Eileen had been called to take down this massive eucalyptus tree at a private home in Beverly Hills and she’d been waiting for the perfect opportunity to use it. It took almost five years for her to dry and mill it, and when I said I wanted to make sure this was a piece you would have forever, she immediately was like, “Oh! The eucalyptus!” I did ask her to make sure each piece had some sort of movement to it. I think the beauty is in that sculptural live edge, so that was something we talked about in detail. I knew I wanted a series of three finishes, one very natural, one with whitewash, and an ebony version [$325 each].

For the bowl, Cameron did a bunch of samples. I love terra-cotta, I love it when something feels as though it has an aged patina to it. Each of the bowls has its own unique shape and is made completely by hand, with its own imperfect properties. We played a lot with the wash and diluting it a bit, so you see some of that natural earthenware peek through.

Whenever Calderone would post a photo of her ceramic bowls on Instagram, her followers would inquire about them, “so I just stored that away in my mind,” she says.

© Photo: Courtesy of Athena Calderone
Whenever Calderone would post a photo of her ceramic bowls on Instagram, her followers would inquire about them, “so I just stored that away in my mind,” she says.

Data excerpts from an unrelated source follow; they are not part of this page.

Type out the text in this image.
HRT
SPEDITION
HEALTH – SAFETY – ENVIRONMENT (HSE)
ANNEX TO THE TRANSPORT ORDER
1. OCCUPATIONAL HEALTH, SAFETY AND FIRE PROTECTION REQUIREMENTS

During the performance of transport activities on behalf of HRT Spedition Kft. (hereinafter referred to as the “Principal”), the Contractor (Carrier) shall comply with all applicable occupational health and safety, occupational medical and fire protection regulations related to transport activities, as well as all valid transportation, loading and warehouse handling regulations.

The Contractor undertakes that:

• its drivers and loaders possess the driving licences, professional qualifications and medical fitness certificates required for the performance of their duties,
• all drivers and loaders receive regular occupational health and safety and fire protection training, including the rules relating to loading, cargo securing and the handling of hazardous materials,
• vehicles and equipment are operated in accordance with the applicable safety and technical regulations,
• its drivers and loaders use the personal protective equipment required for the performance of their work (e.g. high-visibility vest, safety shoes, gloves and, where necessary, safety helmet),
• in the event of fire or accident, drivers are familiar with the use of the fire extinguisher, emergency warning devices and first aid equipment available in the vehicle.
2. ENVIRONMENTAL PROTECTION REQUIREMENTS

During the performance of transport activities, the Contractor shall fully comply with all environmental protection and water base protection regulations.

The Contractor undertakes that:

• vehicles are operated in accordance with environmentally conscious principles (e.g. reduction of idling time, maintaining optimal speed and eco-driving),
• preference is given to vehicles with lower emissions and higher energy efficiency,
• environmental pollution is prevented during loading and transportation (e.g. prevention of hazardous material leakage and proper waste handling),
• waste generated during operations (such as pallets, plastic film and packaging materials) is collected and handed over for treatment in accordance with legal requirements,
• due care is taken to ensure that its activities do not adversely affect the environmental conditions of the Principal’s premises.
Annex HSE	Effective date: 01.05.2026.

How do you envision the bowls being used, besides for palo santo?

You can use it for anything, potpourri or shells you collect, or jewelry. It’s accessible to people because of the price point [$85], but we decided to make a larger piece [$1,050] that could be a bit more of a statement, something to hold fruits and vegetables on your kitchen island or have on your dining table as a beautiful sculptural piece.

The need to make our home a retreat or escape feels even more necessary and urgent these days. What are some of your favorite ways to do that?

I wholeheartedly believe that beauty elevates the ordinary—it elevates our experiences and our home. Why should a bath just be where you rest, why can’t it also be that there’s this surface for you to gather beloved objects? I love this union of function and ritual aesthetics. I love that people might burn a candle or they might be reading a book, but then, let’s be honest, when you’re not even using the bathtub it’s just a pretty surface for you to display on. Buy what you love, buy pieces that can be multifunctional.

I believe that both your kitchen and bathroom are spaces just like your bedroom that you’re using constantly throughout the day, and should be treated as though they were equally as important as your living room. I have art and sculpture right next to my glassware and platters. Your most precious moments with your family are in the kitchen, and when you’re alone it’s in the bathroom, and those areas deserve decorative attention just as much as any other.

Where do you hope to take this?

I have a great relationship with both my partners, so I think there’s definitely opportunity to do more. With Beau Rush, it makes complete sense for me to do a tabletop collection, maybe some platters or bowls, maybe with Eileen more trays or bowls. I will say I am trying to manifest and dream big about further opportunities for me to design and develop product. Product design is definitely the next leg of my career.